Sejumlah 12 perusahaan Indonesia berpartisipasi dalam the 42nd International Food and Beverage Exhibition (FOODEX) 2017, pameran makanan dan minuman tahunan terbesar di Asia yang dibuka pagi ini oleh perwakilan para Kedutaan Besar asing di Tokyo, termasuk Kuasa Usaha ad Interim KBRI Tokyo, Dr. Ben Perkasa Drajat.

FOODEX 2017 akan berlangsung pada 7-10 Maret 2017 di Makuhari Messe, Chiba Prefecture (sekitar 20 km dari Tokyo). Pameran ini diikuti oleh 3,250 peserta pameran dan diharapkan akan menarik tak kurang dari 77.000 orang pengunjung. FOODEX 2017 merupakan kolaborasi prakarsa dari Japan Management Association, Japan Hotel Association, Japan Ryokan & Hotel Association, Japan Restaurant Association, Japan Tourism Facilities Association.

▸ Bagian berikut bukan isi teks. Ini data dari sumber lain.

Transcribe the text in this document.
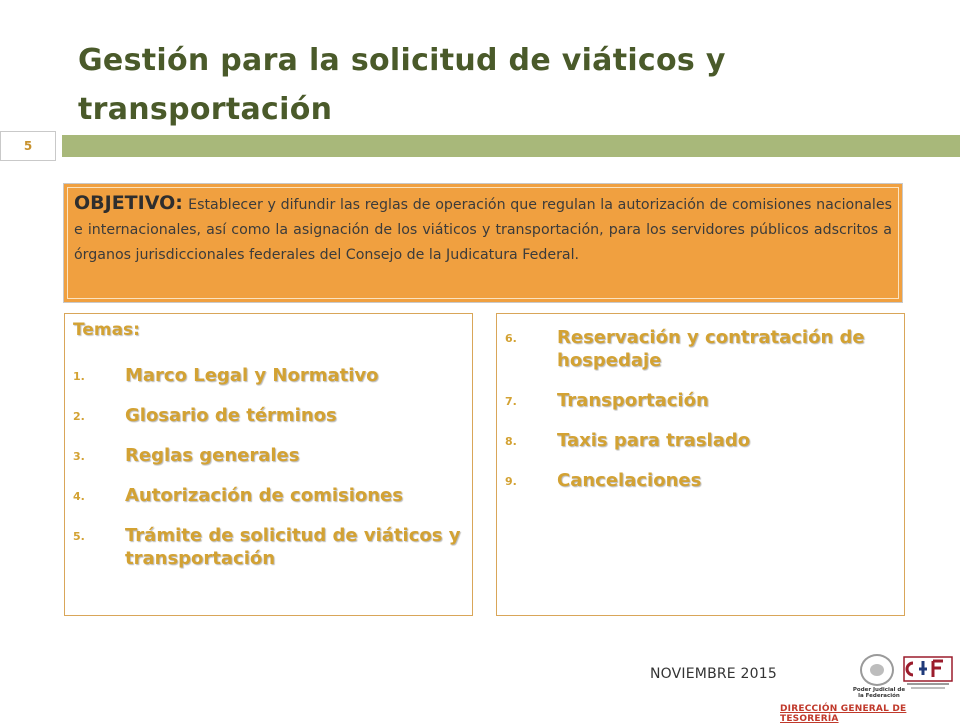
Gestión para la solicitud de viáticos y transportación
5
OBJETIVO: Establecer y difundir las reglas de operación que regulan la autorización de comisiones nacionales e internacionales, así como la asignación de los viáticos y transportación, para los servidores públicos adscritos a órganos jurisdiccionales federales del Consejo de la Judicatura Federal.
Temas:
1.	Marco Legal y Normativo
2.	Glosario de términos
3.	Reglas generales
4.	Autorización de comisiones
5.	Trámite de solicitud de viáticos y transportación
6.	Reservación y contratación de hospedaje
7.	Transportación
8.	Taxis para traslado
9.	Cancelaciones
NOVIEMBRE 2015
Poder Judicial de la Federación
DIRECCIÓN GENERAL DE TESORERÍA
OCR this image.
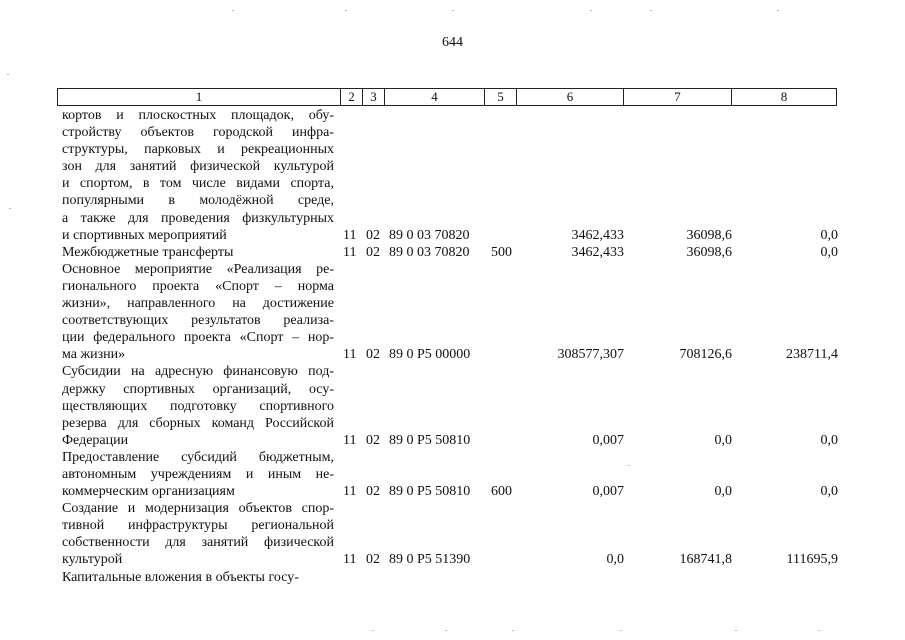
644
1	2	3	4	5	6	7	8
кортов и плоскостных площадок, обу-
стройству объектов городской инфра-
структуры, парковых и рекреационных
зон для занятий физической культурой
и спортом, в том числе видами спорта,
популярными в молодёжной среде,
а также для проведения физкультурных
и спортивных мероприятий	11 02 89 0 03 70820	3462,433	36098,6	0,0
Межбюджетные трансферты	11 02 89 0 03 70820 500	3462,433	36098,6	0,0
Основное мероприятие «Реализация ре-
гионального проекта «Спорт – норма
жизни», направленного на достижение
соответствующих результатов реализа-
ции федерального проекта «Спорт – нор-
ма жизни»	11 02 89 0 P5 00000	308577,307	708126,6	238711,4
Субсидии на адресную финансовую под-
держку спортивных организаций, осу-
ществляющих подготовку спортивного
резерва для сборных команд Российской
Федерации	11 02 89 0 P5 50810	0,007	0,0	0,0
Предоставление субсидий бюджетным,
автономным учреждениям и иным не-
коммерческим организациям	11 02 89 0 P5 50810 600	0,007	0,0	0,0
Создание и модернизация объектов спор-
тивной инфраструктуры региональной
собственности для занятий физической
культурой	11 02 89 0 P5 51390	0,0	168741,8	111695,9
Капитальные вложения в объекты госу-
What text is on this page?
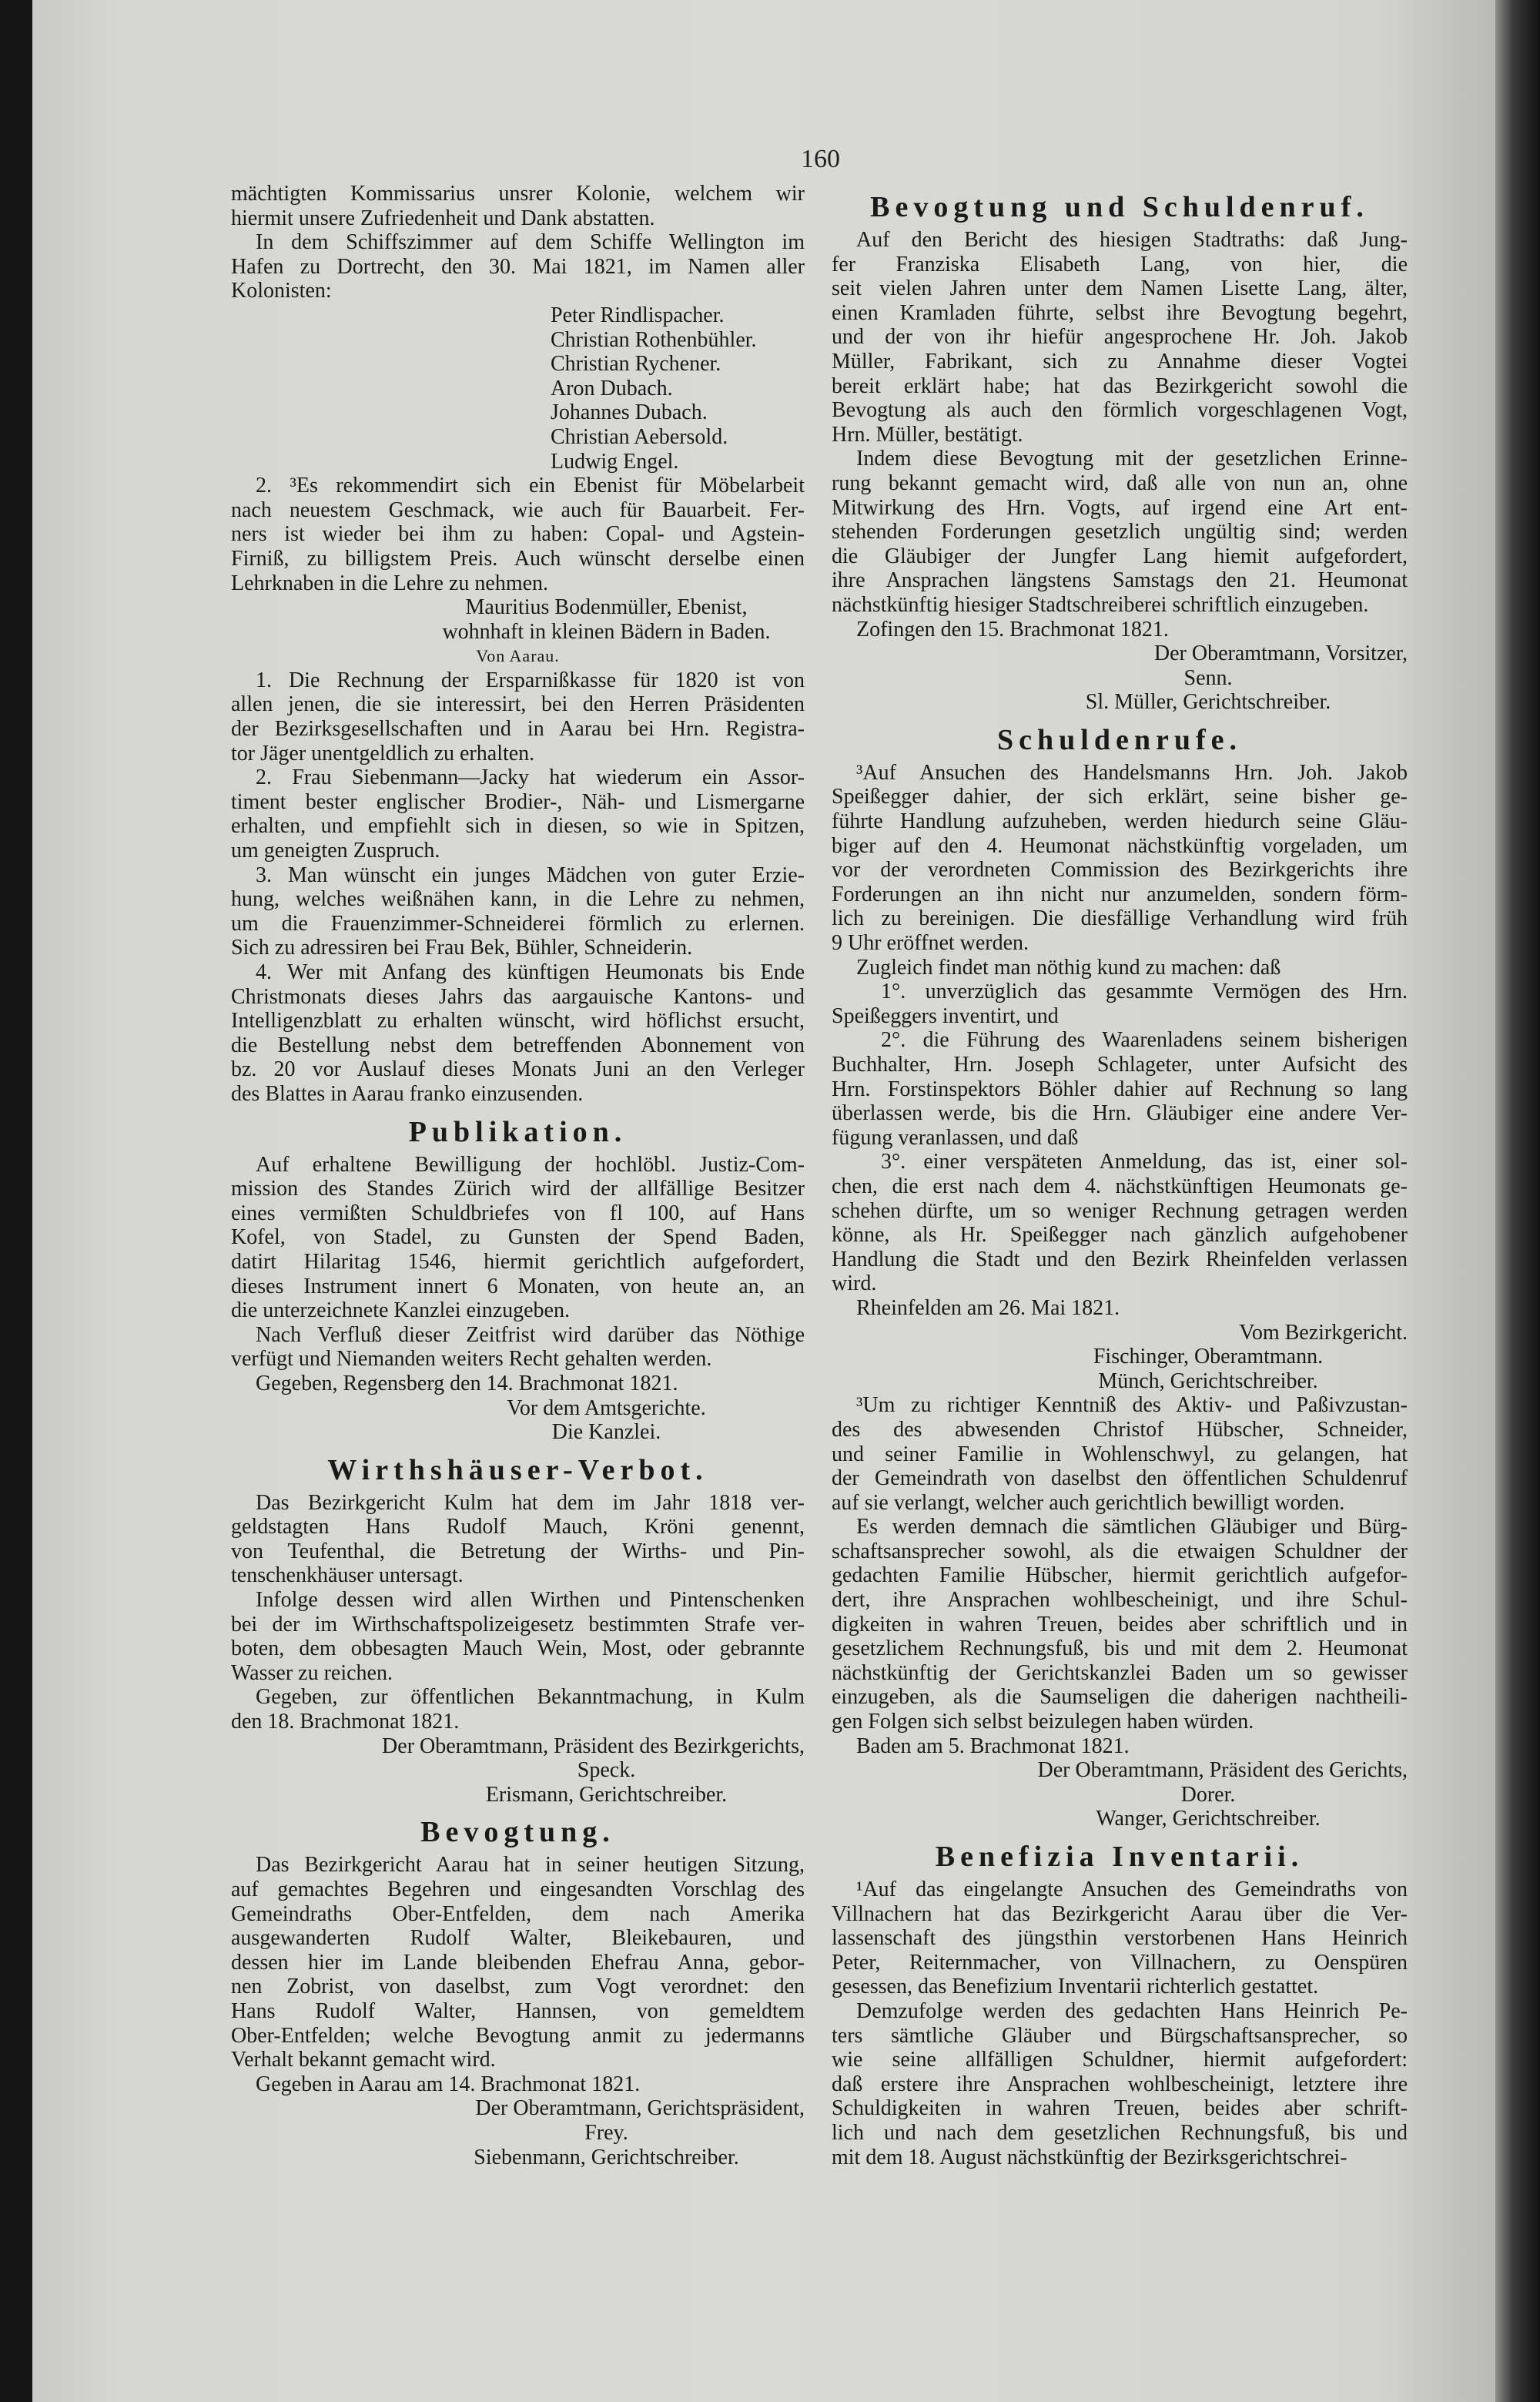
160
mächtigten Kommissarius unsrer Kolonie, welchem wir
hiermit unsere Zufriedenheit und Dank abstatten.
In dem Schiffszimmer auf dem Schiffe Wellington im
Hafen zu Dortrecht, den 30. Mai 1821, im Namen aller
Kolonisten:
Peter Rindlispacher.
Christian Rothenbühler.
Christian Rychener.
Aron Dubach.
Johannes Dubach.
Christian Aebersold.
Ludwig Engel.
2. ³Es rekommendirt sich ein Ebenist für Möbelarbeit
nach neuestem Geschmack, wie auch für Bauarbeit. Fer-
ners ist wieder bei ihm zu haben: Copal- und Agstein-
Firniß, zu billigstem Preis. Auch wünscht derselbe einen
Lehrknaben in die Lehre zu nehmen.
Mauritius Bodenmüller, Ebenist,
wohnhaft in kleinen Bädern in Baden.
Von Aarau.
1. Die Rechnung der Ersparnißkasse für 1820 ist von
allen jenen, die sie interessirt, bei den Herren Präsidenten
der Bezirksgesellschaften und in Aarau bei Hrn. Registra-
tor Jäger unentgeldlich zu erhalten.
2. Frau Siebenmann—Jacky hat wiederum ein Assor-
timent bester englischer Brodier-, Näh- und Lismergarne
erhalten, und empfiehlt sich in diesen, so wie in Spitzen,
um geneigten Zuspruch.
3. Man wünscht ein junges Mädchen von guter Erzie-
hung, welches weißnähen kann, in die Lehre zu nehmen,
um die Frauenzimmer-Schneiderei förmlich zu erlernen.
Sich zu adressiren bei Frau Bek, Bühler, Schneiderin.
4. Wer mit Anfang des künftigen Heumonats bis Ende
Christmonats dieses Jahrs das aargauische Kantons- und
Intelligenzblatt zu erhalten wünscht, wird höflichst ersucht,
die Bestellung nebst dem betreffenden Abonnement von
bz. 20 vor Auslauf dieses Monats Juni an den Verleger
des Blattes in Aarau franko einzusenden.
Publikation.
Auf erhaltene Bewilligung der hochlöbl. Justiz-Com-
mission des Standes Zürich wird der allfällige Besitzer
eines vermißten Schuldbriefes von fl 100, auf Hans
Kofel, von Stadel, zu Gunsten der Spend Baden,
datirt Hilaritag 1546, hiermit gerichtlich aufgefordert,
dieses Instrument innert 6 Monaten, von heute an, an
die unterzeichnete Kanzlei einzugeben.
Nach Verfluß dieser Zeitfrist wird darüber das Nöthige
verfügt und Niemanden weiters Recht gehalten werden.
Gegeben, Regensberg den 14. Brachmonat 1821.
Vor dem Amtsgerichte.
Die Kanzlei.
Wirthshäuser-Verbot.
Das Bezirkgericht Kulm hat dem im Jahr 1818 ver-
geldstagten Hans Rudolf Mauch, Kröni genennt,
von Teufenthal, die Betretung der Wirths- und Pin-
tenschenkhäuser untersagt.
Infolge dessen wird allen Wirthen und Pintenschenken
bei der im Wirthschaftspolizeigesetz bestimmten Strafe ver-
boten, dem obbesagten Mauch Wein, Most, oder gebrannte
Wasser zu reichen.
Gegeben, zur öffentlichen Bekanntmachung, in Kulm
den 18. Brachmonat 1821.
Der Oberamtmann, Präsident des Bezirkgerichts,
Speck.
Erismann, Gerichtschreiber.
Bevogtung.
Das Bezirkgericht Aarau hat in seiner heutigen Sitzung,
auf gemachtes Begehren und eingesandten Vorschlag des
Gemeindraths Ober-Entfelden, dem nach Amerika
ausgewanderten Rudolf Walter, Bleikebauren, und
dessen hier im Lande bleibenden Ehefrau Anna, gebor-
nen Zobrist, von daselbst, zum Vogt verordnet: den
Hans Rudolf Walter, Hannsen, von gemeldtem
Ober-Entfelden; welche Bevogtung anmit zu jedermanns
Verhalt bekannt gemacht wird.
Gegeben in Aarau am 14. Brachmonat 1821.
Der Oberamtmann, Gerichtspräsident,
Frey.
Siebenmann, Gerichtschreiber.
Bevogtung und Schuldenruf.
Auf den Bericht des hiesigen Stadtraths: daß Jung-
fer Franziska Elisabeth Lang, von hier, die
seit vielen Jahren unter dem Namen Lisette Lang, älter,
einen Kramladen führte, selbst ihre Bevogtung begehrt,
und der von ihr hiefür angesprochene Hr. Joh. Jakob
Müller, Fabrikant, sich zu Annahme dieser Vogtei
bereit erklärt habe; hat das Bezirkgericht sowohl die
Bevogtung als auch den förmlich vorgeschlagenen Vogt,
Hrn. Müller, bestätigt.
Indem diese Bevogtung mit der gesetzlichen Erinne-
rung bekannt gemacht wird, daß alle von nun an, ohne
Mitwirkung des Hrn. Vogts, auf irgend eine Art ent-
stehenden Forderungen gesetzlich ungültig sind; werden
die Gläubiger der Jungfer Lang hiemit aufgefordert,
ihre Ansprachen längstens Samstags den 21. Heumonat
nächstkünftig hiesiger Stadtschreiberei schriftlich einzugeben.
Zofingen den 15. Brachmonat 1821.
Der Oberamtmann, Vorsitzer,
Senn.
Sl. Müller, Gerichtschreiber.
Schuldenrufe.
³Auf Ansuchen des Handelsmanns Hrn. Joh. Jakob
Speißegger dahier, der sich erklärt, seine bisher ge-
führte Handlung aufzuheben, werden hiedurch seine Gläu-
biger auf den 4. Heumonat nächstkünftig vorgeladen, um
vor der verordneten Commission des Bezirkgerichts ihre
Forderungen an ihn nicht nur anzumelden, sondern förm-
lich zu bereinigen. Die diesfällige Verhandlung wird früh
9 Uhr eröffnet werden.
Zugleich findet man nöthig kund zu machen: daß
1°. unverzüglich das gesammte Vermögen des Hrn.
Speißeggers inventirt, und
2°. die Führung des Waarenladens seinem bisherigen
Buchhalter, Hrn. Joseph Schlageter, unter Aufsicht des
Hrn. Forstinspektors Böhler dahier auf Rechnung so lang
überlassen werde, bis die Hrn. Gläubiger eine andere Ver-
fügung veranlassen, und daß
3°. einer verspäteten Anmeldung, das ist, einer sol-
chen, die erst nach dem 4. nächstkünftigen Heumonats ge-
schehen dürfte, um so weniger Rechnung getragen werden
könne, als Hr. Speißegger nach gänzlich aufgehobener
Handlung die Stadt und den Bezirk Rheinfelden verlassen
wird.
Rheinfelden am 26. Mai 1821.
Vom Bezirkgericht.
Fischinger, Oberamtmann.
Münch, Gerichtschreiber.
³Um zu richtiger Kenntniß des Aktiv- und Paßivzustan-
des des abwesenden Christof Hübscher, Schneider,
und seiner Familie in Wohlenschwyl, zu gelangen, hat
der Gemeindrath von daselbst den öffentlichen Schuldenruf
auf sie verlangt, welcher auch gerichtlich bewilligt worden.
Es werden demnach die sämtlichen Gläubiger und Bürg-
schaftsansprecher sowohl, als die etwaigen Schuldner der
gedachten Familie Hübscher, hiermit gerichtlich aufgefor-
dert, ihre Ansprachen wohlbescheinigt, und ihre Schul-
digkeiten in wahren Treuen, beides aber schriftlich und in
gesetzlichem Rechnungsfuß, bis und mit dem 2. Heumonat
nächstkünftig der Gerichtskanzlei Baden um so gewisser
einzugeben, als die Saumseligen die daherigen nachtheili-
gen Folgen sich selbst beizulegen haben würden.
Baden am 5. Brachmonat 1821.
Der Oberamtmann, Präsident des Gerichts,
Dorer.
Wanger, Gerichtschreiber.
Benefizia Inventarii.
¹Auf das eingelangte Ansuchen des Gemeindraths von
Villnachern hat das Bezirkgericht Aarau über die Ver-
lassenschaft des jüngsthin verstorbenen Hans Heinrich
Peter, Reiternmacher, von Villnachern, zu Oenspüren
gesessen, das Benefizium Inventarii richterlich gestattet.
Demzufolge werden des gedachten Hans Heinrich Pe-
ters sämtliche Gläuber und Bürgschaftsansprecher, so
wie seine allfälligen Schuldner, hiermit aufgefordert:
daß erstere ihre Ansprachen wohlbescheinigt, letztere ihre
Schuldigkeiten in wahren Treuen, beides aber schrift-
lich und nach dem gesetzlichen Rechnungsfuß, bis und
mit dem 18. August nächstkünftig der Bezirksgerichtschrei-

Melalui partisipasi mereka di FOODEX, para peserta dari Indonesia berharap untuk menembus pasar Jepang dan membantu meningkatkan ekspor Indonesia ke Jepang. Jenis makanan dan minuman yang dipamerkan di antaranya adalah kopi, teh organik, biskuit, sereal, cokelat, produk olahan kelapa, makanan ringan, makanan beku, buah merah Papua, beras dan produk olahan beras.

Selama ini sudah ada produk-produk makanan Indonesia yang diekspor ke Jepang meskipun jumlahnya masih belum sesuai harapan. Hal tersebut karena terganjal oleh ketatnya prosedur impor produk makanan dan minuman ke Jepang. Pemerintah Jepang sangat memperhatikan komposisi bahan yang terkandung dalam makanan, proses pembuatan hingga pengemasan produk makanan.

Pada tahun 2016, FOODEX 2016 mampu menyedot 76.532 pengunjung yang mengunjungi 3.197 peserta pameran. Dari keseluruhan peserta pameran, 61% diantaranya berasal dari 78 negara di luar Jepang.